The new platform also emulates the ways cells typically communicate with one another. Many cells use proteins to communicate – secreting or displaying them so that neighboring cells can sense these proteins and respond. The platform, known as RELEASE, or Retained Endoplasmic Cleavable Secretion, adds this ability to secrete and display proteins to protein circuits, expanding what these circuits can do. “We’re not reinventing the wheel,” says Vlahos.
In some sense, the inside of cells is like a congested city, with tens of millions of proteins scurrying about to their destination. The proteins generally know exactly where they need to go thanks to the help of short tags that tell them where to head to. In RELEASE, Vlahos and Gao make use of these tags, appending one of them to the protein they want to secrete. This specific tag keeps the protein sequestered within cells, but it can be removed by a specific protease. When this protease is added to cells with the protein circuit, it cuts the tag in two, freeing or “RELEASE-ing” the protein, allowing it to be secreted.
“Circuit as medicine”
One potential application for their work is to attack cancers that are caused by mutant proteins that are difficult to target with traditional drugs. For these cancers, Vlahos and Gao, the senior author on the paper, envision a “circuit as medicine” approach, in which a subset of cells carrying the circuit would sense the mutant protein and respond in two ways: killing the mutant cells, but also secreting proteins that activate an immune response against the cancer.

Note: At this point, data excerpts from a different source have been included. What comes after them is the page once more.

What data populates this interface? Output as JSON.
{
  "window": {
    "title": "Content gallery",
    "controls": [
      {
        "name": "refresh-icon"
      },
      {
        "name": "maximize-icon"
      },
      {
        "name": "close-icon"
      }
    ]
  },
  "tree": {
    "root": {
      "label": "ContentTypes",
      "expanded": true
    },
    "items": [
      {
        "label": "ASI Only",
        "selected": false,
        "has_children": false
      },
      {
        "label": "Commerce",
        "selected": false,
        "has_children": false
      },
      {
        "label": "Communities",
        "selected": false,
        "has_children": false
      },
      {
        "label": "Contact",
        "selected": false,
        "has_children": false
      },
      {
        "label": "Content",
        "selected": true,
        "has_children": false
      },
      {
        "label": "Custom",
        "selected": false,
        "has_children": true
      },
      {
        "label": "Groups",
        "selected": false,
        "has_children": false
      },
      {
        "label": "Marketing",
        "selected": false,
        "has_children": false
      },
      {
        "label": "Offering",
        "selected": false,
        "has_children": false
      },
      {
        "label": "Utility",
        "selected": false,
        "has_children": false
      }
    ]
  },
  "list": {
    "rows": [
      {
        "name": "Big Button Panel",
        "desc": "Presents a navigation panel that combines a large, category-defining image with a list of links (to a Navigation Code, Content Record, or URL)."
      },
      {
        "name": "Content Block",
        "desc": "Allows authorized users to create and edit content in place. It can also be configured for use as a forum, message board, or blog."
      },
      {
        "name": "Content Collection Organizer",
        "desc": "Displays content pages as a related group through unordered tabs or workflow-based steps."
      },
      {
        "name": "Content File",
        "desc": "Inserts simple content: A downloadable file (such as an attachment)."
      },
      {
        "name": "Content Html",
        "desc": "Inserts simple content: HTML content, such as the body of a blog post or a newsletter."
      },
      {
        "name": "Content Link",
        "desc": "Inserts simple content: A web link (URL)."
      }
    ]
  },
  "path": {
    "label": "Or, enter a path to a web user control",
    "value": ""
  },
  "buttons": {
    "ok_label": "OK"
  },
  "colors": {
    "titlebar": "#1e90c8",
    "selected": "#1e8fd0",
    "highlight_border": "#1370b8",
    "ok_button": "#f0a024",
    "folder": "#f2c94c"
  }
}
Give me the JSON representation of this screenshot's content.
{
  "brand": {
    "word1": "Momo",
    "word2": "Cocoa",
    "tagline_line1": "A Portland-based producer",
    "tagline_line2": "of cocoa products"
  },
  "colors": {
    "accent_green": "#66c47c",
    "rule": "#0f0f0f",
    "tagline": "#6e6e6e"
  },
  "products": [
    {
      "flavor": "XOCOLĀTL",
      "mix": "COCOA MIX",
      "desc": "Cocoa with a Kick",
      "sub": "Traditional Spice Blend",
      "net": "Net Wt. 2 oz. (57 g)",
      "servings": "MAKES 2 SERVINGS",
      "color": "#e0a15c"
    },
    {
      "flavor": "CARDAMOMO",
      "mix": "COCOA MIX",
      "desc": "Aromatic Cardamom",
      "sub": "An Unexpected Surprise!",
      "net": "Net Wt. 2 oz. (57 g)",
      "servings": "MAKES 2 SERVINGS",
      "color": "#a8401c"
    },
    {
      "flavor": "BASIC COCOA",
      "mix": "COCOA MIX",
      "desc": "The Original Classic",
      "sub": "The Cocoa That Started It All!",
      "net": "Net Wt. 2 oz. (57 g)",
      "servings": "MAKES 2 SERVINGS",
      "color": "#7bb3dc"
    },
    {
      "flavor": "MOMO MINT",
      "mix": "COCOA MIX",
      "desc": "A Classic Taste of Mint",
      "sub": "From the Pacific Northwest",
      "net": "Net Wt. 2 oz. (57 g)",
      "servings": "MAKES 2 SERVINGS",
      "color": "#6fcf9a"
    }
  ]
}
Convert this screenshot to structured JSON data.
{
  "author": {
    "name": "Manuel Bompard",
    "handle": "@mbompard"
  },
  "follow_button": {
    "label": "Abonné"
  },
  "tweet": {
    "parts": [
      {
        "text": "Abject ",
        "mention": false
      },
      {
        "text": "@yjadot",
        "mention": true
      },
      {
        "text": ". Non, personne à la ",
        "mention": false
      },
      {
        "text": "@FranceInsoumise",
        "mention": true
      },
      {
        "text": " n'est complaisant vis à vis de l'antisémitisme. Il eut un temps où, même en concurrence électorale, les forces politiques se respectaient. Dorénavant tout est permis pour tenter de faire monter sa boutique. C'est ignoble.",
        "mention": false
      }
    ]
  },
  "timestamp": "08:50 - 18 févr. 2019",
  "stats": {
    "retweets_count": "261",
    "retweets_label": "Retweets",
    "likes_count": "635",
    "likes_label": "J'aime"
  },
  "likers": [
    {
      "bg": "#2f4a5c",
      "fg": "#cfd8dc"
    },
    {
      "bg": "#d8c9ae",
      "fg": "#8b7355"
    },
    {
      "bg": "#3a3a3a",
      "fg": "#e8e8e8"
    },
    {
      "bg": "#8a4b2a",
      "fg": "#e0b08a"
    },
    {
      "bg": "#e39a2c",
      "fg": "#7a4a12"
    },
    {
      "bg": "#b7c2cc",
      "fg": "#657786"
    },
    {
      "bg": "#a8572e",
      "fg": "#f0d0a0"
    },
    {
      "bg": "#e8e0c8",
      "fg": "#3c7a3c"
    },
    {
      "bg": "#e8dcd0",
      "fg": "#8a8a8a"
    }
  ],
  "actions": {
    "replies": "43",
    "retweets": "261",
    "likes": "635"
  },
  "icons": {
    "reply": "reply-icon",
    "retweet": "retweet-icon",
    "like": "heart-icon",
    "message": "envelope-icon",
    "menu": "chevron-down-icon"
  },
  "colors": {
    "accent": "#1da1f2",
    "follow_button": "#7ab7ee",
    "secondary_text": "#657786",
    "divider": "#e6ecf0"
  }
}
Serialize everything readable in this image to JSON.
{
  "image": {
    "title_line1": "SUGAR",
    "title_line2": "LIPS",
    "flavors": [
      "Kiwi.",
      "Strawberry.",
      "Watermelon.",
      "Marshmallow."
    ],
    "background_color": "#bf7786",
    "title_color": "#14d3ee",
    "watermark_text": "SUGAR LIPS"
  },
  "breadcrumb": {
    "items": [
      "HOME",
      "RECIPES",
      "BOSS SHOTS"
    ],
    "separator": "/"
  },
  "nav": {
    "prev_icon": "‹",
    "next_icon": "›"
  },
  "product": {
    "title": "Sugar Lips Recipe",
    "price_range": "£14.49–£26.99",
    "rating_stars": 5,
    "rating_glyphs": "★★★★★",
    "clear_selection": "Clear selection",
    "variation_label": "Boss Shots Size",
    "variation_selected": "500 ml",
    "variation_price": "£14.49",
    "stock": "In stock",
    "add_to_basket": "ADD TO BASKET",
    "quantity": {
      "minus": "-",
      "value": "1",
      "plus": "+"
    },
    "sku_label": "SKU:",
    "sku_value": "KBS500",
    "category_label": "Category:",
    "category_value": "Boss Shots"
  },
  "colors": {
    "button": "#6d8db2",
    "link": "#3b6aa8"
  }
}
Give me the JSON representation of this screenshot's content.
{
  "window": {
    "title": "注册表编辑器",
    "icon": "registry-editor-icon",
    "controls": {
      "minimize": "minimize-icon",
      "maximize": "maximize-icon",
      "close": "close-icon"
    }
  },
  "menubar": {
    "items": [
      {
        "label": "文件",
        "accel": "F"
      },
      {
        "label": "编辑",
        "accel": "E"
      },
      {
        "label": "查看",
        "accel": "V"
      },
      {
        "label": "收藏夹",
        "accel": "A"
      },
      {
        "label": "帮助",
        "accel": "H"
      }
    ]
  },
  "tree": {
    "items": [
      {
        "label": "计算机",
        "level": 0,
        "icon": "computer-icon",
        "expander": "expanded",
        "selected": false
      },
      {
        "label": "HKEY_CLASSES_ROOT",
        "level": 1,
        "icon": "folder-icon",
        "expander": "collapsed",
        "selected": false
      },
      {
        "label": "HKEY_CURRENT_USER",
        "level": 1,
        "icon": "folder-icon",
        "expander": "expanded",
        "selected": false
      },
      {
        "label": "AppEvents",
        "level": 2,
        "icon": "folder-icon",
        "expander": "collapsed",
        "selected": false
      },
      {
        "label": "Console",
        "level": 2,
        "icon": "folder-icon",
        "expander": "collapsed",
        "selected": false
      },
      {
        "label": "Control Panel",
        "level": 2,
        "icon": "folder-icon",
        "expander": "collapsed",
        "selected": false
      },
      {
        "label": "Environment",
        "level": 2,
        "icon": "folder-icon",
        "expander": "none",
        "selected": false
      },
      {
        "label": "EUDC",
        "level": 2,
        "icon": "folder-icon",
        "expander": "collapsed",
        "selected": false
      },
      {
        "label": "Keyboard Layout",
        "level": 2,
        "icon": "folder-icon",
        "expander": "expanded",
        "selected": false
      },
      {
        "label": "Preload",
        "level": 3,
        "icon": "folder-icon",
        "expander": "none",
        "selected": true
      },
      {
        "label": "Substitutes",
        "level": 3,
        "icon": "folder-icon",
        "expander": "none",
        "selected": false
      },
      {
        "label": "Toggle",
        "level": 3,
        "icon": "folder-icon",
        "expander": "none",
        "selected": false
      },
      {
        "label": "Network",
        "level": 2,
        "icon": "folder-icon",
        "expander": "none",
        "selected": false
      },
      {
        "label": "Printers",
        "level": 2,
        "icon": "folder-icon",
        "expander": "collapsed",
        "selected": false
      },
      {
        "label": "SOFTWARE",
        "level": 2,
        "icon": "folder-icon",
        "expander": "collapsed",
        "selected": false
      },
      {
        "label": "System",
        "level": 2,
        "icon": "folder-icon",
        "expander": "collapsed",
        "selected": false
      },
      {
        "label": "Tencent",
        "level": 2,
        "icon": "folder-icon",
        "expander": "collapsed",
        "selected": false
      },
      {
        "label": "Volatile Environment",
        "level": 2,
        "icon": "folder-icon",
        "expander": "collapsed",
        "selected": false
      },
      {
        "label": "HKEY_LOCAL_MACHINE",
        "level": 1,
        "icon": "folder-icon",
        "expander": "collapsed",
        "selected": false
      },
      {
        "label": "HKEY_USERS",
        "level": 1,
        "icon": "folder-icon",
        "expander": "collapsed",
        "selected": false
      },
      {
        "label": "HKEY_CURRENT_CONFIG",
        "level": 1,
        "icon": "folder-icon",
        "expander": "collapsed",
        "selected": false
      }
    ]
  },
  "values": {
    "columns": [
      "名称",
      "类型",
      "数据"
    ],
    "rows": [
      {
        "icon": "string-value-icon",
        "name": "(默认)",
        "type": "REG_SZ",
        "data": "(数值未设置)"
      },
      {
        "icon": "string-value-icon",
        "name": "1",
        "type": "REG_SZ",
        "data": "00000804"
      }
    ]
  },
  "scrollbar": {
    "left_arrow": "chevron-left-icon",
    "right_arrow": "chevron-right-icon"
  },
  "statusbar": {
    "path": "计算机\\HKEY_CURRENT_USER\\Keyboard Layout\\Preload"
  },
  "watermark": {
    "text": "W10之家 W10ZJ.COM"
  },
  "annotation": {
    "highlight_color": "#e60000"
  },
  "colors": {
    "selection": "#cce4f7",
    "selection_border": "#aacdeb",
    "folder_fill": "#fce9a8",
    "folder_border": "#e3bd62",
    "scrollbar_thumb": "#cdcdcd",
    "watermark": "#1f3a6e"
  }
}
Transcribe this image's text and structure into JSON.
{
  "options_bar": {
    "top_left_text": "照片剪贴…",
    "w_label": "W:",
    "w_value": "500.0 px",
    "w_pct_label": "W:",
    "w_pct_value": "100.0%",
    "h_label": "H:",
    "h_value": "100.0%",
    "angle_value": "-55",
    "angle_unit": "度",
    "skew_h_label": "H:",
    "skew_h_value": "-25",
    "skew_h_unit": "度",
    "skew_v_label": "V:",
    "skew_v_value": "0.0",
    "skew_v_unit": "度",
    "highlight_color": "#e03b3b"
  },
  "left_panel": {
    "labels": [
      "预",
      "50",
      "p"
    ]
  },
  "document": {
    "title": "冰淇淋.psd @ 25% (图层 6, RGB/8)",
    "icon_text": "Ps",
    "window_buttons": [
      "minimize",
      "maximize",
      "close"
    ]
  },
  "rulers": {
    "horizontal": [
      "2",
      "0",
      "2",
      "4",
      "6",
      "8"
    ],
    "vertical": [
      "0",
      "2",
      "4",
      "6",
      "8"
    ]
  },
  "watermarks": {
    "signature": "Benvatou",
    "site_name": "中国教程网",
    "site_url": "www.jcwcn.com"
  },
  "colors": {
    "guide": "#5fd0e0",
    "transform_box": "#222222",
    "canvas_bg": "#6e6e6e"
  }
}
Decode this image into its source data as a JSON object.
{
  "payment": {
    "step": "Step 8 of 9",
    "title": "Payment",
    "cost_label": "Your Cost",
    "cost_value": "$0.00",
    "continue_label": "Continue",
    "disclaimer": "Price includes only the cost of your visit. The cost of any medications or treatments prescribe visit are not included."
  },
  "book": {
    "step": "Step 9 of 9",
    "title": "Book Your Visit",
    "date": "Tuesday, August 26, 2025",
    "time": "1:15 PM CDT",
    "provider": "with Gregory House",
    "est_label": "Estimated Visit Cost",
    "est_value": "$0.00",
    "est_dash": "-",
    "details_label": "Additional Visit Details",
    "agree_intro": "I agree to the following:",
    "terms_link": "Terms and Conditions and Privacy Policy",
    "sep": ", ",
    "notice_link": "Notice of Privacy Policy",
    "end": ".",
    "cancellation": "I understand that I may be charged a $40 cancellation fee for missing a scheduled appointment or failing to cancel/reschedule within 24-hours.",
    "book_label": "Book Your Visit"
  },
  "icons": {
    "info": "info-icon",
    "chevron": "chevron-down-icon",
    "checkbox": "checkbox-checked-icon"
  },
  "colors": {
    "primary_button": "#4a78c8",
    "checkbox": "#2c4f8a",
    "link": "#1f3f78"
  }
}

Protein circuits and RELEASE are steps one and two toward achieving the “circuit as medicine” approach. Other steps would develop additional platforms to allow protein circuits to fully participate in cell-to-cell communication in the future. These include adding sensors that will allow engineered cells to respond to changes in their environment and investigating how neighboring cells respond to the proteins secreted by the circuits.
For Vlahos, whose background is in regenerative medicine, the next step is to keep optimizing RELEASE and use all the advantages of protein circuits to create better programmable cells that can be deployed in regenerative medicine and cell therapies. “Xiaojing and I developed RELEASE with an end goal in mind: trying to have programmable cells that can talk to other things. That’s fundamentally the big picture.”
Jeewoo Kang (neuroscience) and Carlos Aldrete (chemical engineering), both Stanford PhD students in Gao’s lab, are also co-authors of this paper.